Count Angelescu also bowed and withdrew—he had bowed to Ragna, bringing his heels together with a click, when his Prince presented him, but had seemed to give her no further attention. In reality he had observed her closely and her frank expression and fresh youthfulness pleased him. Ragna's impression of him was equally favourable; she liked his bronzed soldierly face, with the grave eyes and the firm mouth under the dark moustache. He must be thirty or over, she thought, the Prince could not be more than twenty-four or five.
The sailors had lowered the gang-plank and were casting off the hawsers which held the steamer to the wharf. A wheezy donkey-engine was lowering boxes and bales through the forward hatch; on the river side a small puffing tug was slowly warping the Norje into midstream. Ragna and the Prince could hear Captain Petersen on the bridge, now calling orders through the tube to the engine room, now bawling through his speaking-trumpet. His round face looked like an overgrown peony and Ragna said so, to her companion's amusement.
"Is that the botany they teach you in Paris?" he asked.

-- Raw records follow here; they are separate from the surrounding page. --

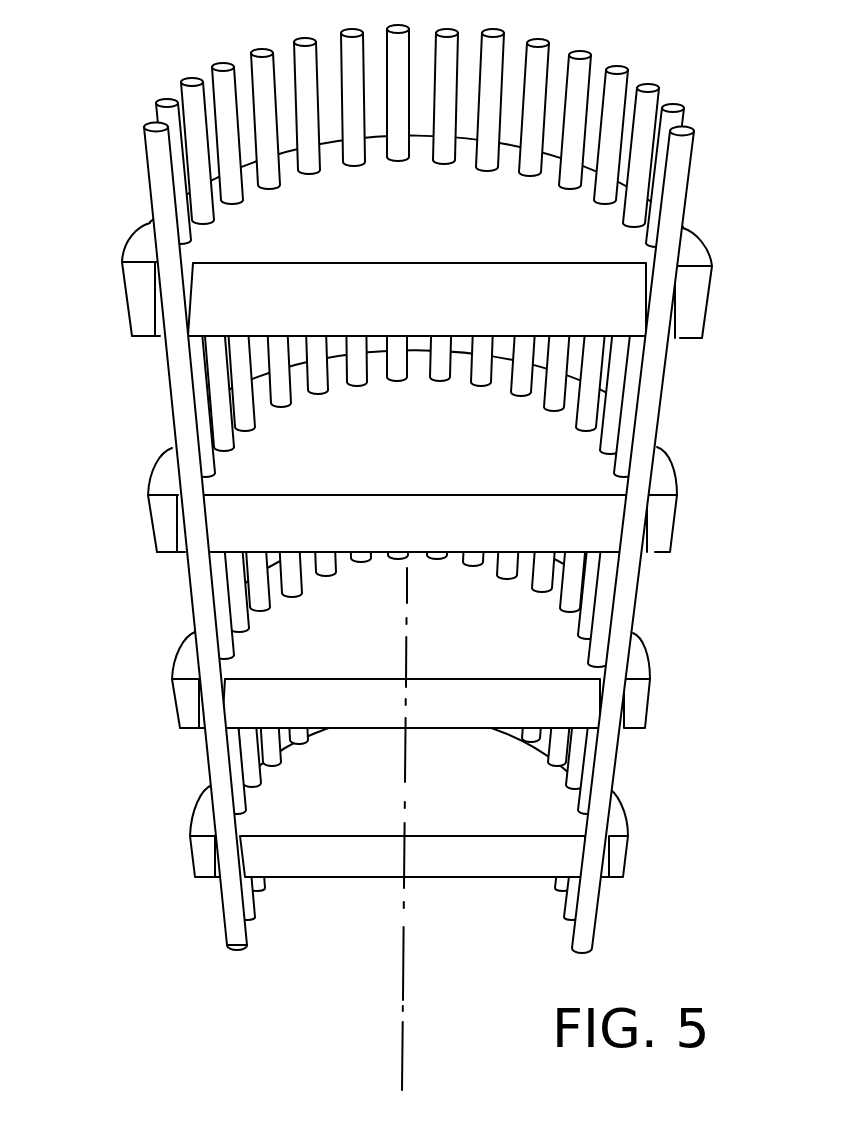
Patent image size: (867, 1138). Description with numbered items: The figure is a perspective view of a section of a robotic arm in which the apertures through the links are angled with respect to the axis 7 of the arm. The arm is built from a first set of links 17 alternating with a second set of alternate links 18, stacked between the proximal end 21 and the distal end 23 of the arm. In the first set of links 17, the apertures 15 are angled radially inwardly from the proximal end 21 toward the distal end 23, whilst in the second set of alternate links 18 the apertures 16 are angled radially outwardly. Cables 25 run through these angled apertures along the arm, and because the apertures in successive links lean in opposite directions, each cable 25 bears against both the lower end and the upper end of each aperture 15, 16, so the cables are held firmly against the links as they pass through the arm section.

The central axis 7 is at (402, 1004).
The aperture 15 is at (150, 313).
The aperture 16 is at (174, 509).
The first set of links 17 is at (452, 319).
The second set of alternate links 18 is at (436, 541).
The proximal end 21 is at (190, 972).
The distal end 23 is at (714, 102).
The cable 25 is at (160, 106).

"Oh," she answered, laughing gayly, "Paris is a place where one learns many things!"
"Even in a Convent?"
"Even in a Convent."
He shot a stealthy glance at her from under dropped lids—the girl was thoroughly innocent, there could be no doubt as to that. A smile twitched his moustache—the things Paris had taught him were not subjects usually included in the curriculum of a girls' school, and the piquancy of the contrast between his experience of la Villa Lumière and that of Ragna amused him. He stood idly watching her—her face interested him, not from its prettiness alone—she was at the same time more and less than pretty. It was no doll's face, the cheek-bones were too high and prominent for the canons of perfect beauty, the mouth too large and the forehead too high, but there was an indescribable charm he did not seek to analyse—enough that it should be perceptible. He felt instinctively that though childlike in her mind Ragna was no fool, and that it would amuse him to draw her out. So he led her on to express her opinions on various subjects grave and gay, such as came up in their desultory conversation.
The announcement of luncheon, by means of a cracked gong, was no interruption for the Captain excused himself on the ground that his presence was required on the bridge, and Count Angelescu barely joined in the conversation from time to time in response to a direct appeal from the Prince or from Ragna.